L’enjeu n’est plus le cœur, mais la rétine.
– Victor Vasarely
Durant les années 1960, Victor Vasarely, plasticien hongrois naturalisé français en 1961, connaît un véritable succès et jouit d’une reconnaissance internationale, comme en témoigne la multiplication des expositions consacrées à son œuvre ainsi qu’à l’art optico-cinétique en général. De façon plus significative, l’artiste triomphe après l’exposition historique The Responsive Eye, présentée au Museum of Modern Art, à New York, en 1965; on le surnomme désormais « le pape de l’Op ». La même année, il reçoit le prestigieux Grand Prix de la Biennale de São Paulo. À partir de 1963, et de façon plus marquée en 1966, Vasarely se réapproprie entièrement l’usage de la couleur, qui éclate littéralement dans son œuvre. Il fonde son utilisation sur un système de formes géométriques colorées en aplat, conçues comme des modules combinables à l’infini. Les unités picturales qui régissent ces tableaux forment un « alphabet plastique », mis au point et breveté par l’artiste même; elles sont constituées d’un simple carré coloré d’environ 10 centimètres sur 10 centimètres dans lequel est insérée une figure géométrique – carré, rectangle, triangle, cercle, ovale – d’une couleur différente et d’une plus petite taille. Ensuite, ces unités picturales obéissent à une palette de couleurs déterminée – jaune de chrome, vert émeraude, bleu ultramarin, violet de cobalt, rouge, gris – basée sur les contrastes entre le blanc et le noir, le positif et le négatif. Elles se prêtent donc à une infinité de déclinaisons et d’agencements. « Leur répartition fait alterner les chauds et les froids, les clairs et les sombres et provoque des ondes de surface. Vasarely multiplie les variations, recherche les contrastes, déforme la grille, retrouve le volume, joue de la perspective, creuse l’espace, ne craint pas le clair-obscur », écrit l’historien de l’art Serge Lemoine.

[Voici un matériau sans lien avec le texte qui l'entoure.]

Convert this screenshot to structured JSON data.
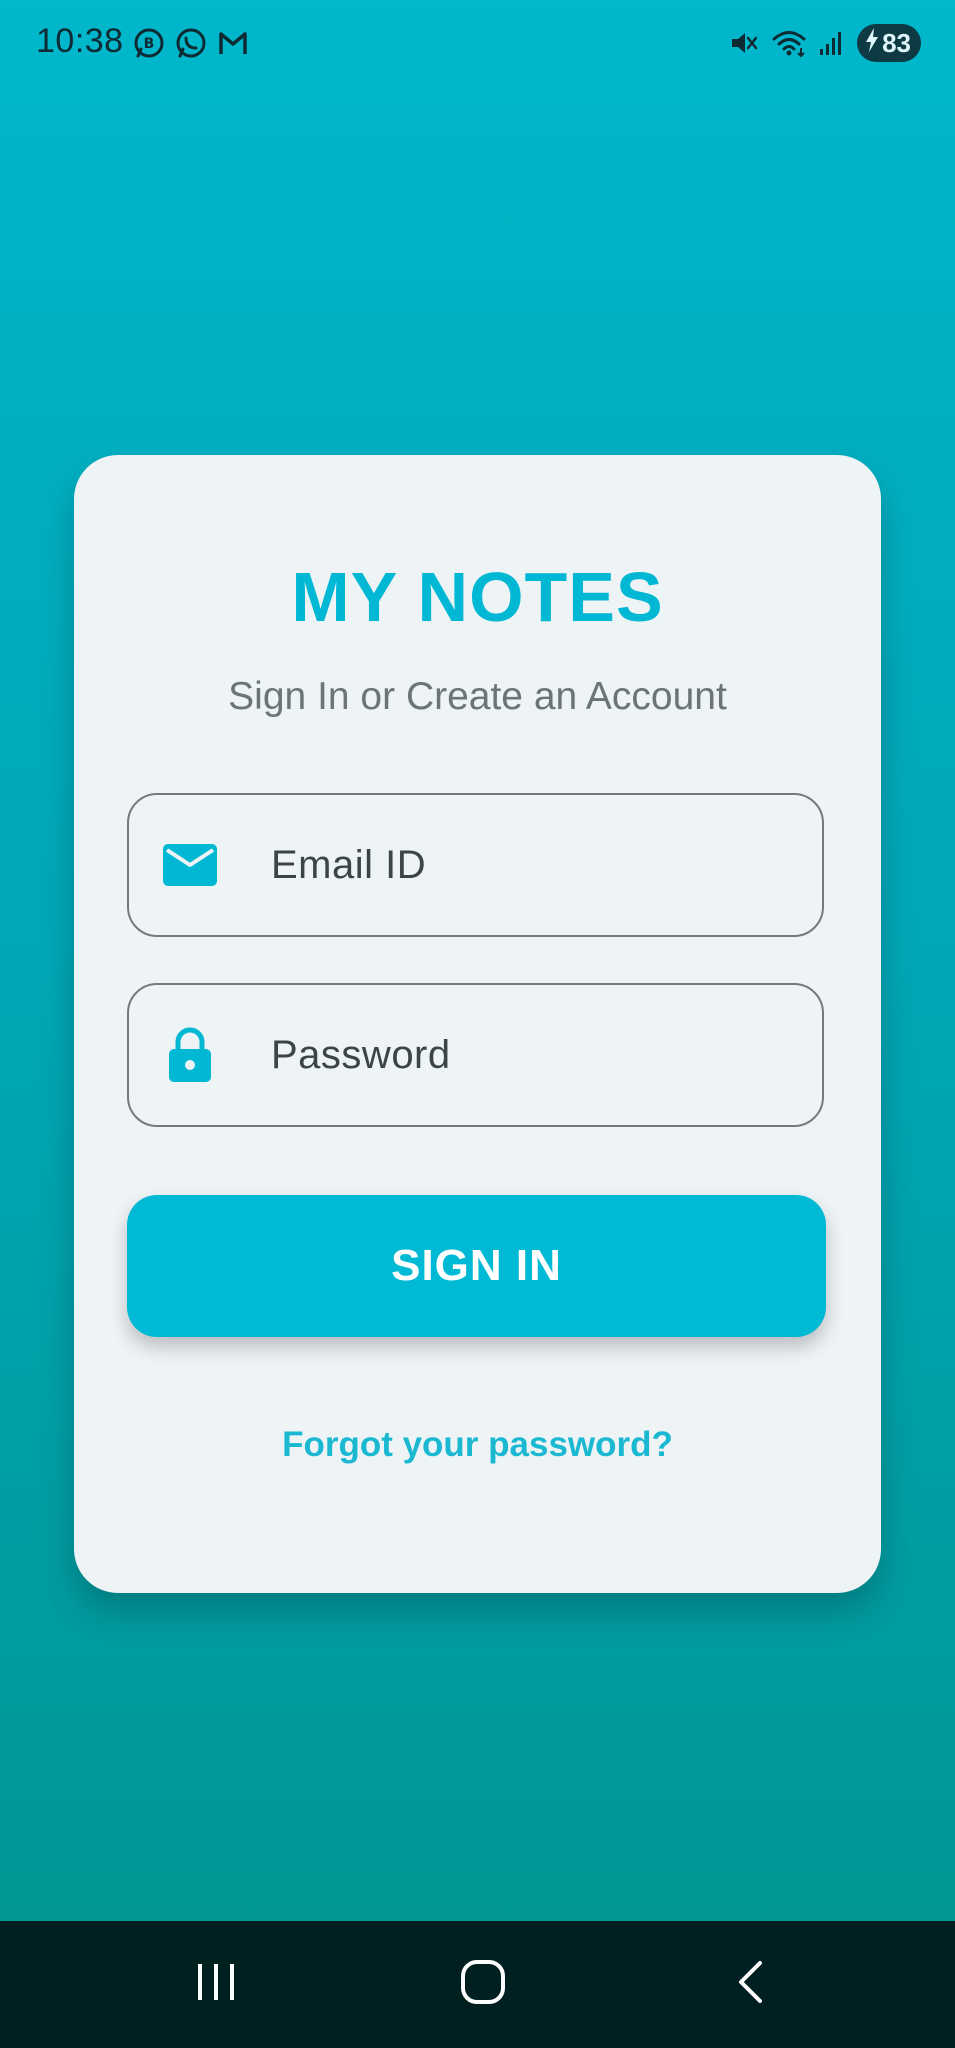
{
  "status_bar": {
    "time": "10:38",
    "left_icons": [
      "whatsapp-business-icon",
      "whatsapp-icon",
      "gmail-icon"
    ],
    "right_icons": [
      "mute-icon",
      "wifi-icon",
      "cell-signal-icon"
    ],
    "battery_level": "83",
    "battery_charging": true
  },
  "login_card": {
    "title": "MY NOTES",
    "subtitle": "Sign In or Create an Account",
    "email_field": {
      "placeholder": "Email ID",
      "value": "",
      "icon": "mail-icon"
    },
    "password_field": {
      "placeholder": "Password",
      "value": "",
      "icon": "lock-icon"
    },
    "sign_in_label": "SIGN IN",
    "forgot_password_label": "Forgot your password?"
  },
  "nav_bar": {
    "buttons": [
      "recents-icon",
      "home-icon",
      "back-icon"
    ]
  },
  "colors": {
    "accent": "#00bad5",
    "background_top": "#00b7cb",
    "background_bottom": "#00958f",
    "card": "#eef3f6",
    "nav_bar": "#001f21"
  }
}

Le tableau Kezdi (1968) en est un exemple probant : ses éléments sont disposés dans une grille orthogonale rigoureuse, sorte de kaléidoscope composé de 361 modules carrés dans lesquels sont peints des cercles et des losanges de dimensions identiques, de l’extrémité du tableau jusqu’en son centre. On obtient ici la perspective recherchée – convexe et renflée –, grâce aux tonalités chromatiques allant de la plus claire à la plus foncée. Ce procédé vient concrétiser l’idéal de Vasarely d’un art accessible à tous, multiplié en sérigraphies et reproduit sur différents supports (toile, revêtement mural, tapisserie, etc.), à l’image du travail d’artistes Pop des années 1960 tels que Roy Lichtenstein et Andy Warhol. Un art que le critique d’art Michel Ragon qualifie de « polychromies multidimensionnelles » et dont la finalité repose sur l’œil actif de l’observateur.

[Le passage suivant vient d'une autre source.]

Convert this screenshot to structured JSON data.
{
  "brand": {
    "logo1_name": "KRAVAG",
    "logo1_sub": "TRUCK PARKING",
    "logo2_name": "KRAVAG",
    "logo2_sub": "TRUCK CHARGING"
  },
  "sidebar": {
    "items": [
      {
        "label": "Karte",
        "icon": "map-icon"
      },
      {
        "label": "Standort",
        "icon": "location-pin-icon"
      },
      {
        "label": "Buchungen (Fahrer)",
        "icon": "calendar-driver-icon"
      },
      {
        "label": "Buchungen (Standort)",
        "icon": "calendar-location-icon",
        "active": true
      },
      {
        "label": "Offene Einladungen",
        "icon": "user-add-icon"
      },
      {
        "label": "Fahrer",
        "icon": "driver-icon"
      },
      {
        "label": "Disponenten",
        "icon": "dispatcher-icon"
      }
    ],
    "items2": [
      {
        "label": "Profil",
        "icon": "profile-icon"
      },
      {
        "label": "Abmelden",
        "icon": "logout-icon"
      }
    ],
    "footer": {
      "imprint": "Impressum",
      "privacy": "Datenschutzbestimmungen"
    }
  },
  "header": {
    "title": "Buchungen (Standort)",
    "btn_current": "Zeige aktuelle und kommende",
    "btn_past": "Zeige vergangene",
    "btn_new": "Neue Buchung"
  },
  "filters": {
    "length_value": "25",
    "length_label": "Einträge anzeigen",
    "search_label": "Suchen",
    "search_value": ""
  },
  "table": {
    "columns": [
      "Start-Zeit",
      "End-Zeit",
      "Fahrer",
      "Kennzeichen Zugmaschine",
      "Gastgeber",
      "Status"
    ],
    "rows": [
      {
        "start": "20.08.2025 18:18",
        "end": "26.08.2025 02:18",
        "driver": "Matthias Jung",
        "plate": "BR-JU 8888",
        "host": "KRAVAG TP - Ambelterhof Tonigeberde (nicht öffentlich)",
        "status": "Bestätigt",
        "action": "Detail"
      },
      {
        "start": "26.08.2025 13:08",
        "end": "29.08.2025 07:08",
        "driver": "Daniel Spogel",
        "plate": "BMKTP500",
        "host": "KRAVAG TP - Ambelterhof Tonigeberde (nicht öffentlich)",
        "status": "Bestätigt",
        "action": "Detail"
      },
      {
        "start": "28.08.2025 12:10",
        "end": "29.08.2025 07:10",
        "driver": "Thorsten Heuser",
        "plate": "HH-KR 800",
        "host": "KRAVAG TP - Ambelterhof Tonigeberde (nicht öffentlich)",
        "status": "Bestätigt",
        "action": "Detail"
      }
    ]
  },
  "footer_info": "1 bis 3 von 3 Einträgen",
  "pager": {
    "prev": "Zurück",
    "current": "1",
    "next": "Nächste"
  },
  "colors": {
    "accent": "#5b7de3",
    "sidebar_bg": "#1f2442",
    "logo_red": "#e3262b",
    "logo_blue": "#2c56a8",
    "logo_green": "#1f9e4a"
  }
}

De février à mai 2019, le Centre national d’art et de culture Georges-Pompidou, à Paris, a consacré à Victor Vasarely une première grande rétrospective française qui réunissait plus de 300 œuvres, objets et documents de l’artiste. L’œuvre Arny (1967-1968), choisie pour la couverture de la monographie de l’exposition et les affiches promotionnelles, s’inscrit dans la même fournée que Kezdi; les deux œuvres arborent une palette de couleurs similaire ainsi qu’une composition en grillage dans laquelle le carré et le cercle sont maîtres, se jouant du fond et de la forme, passant de l’un à l’autre sous des éclairages irréels.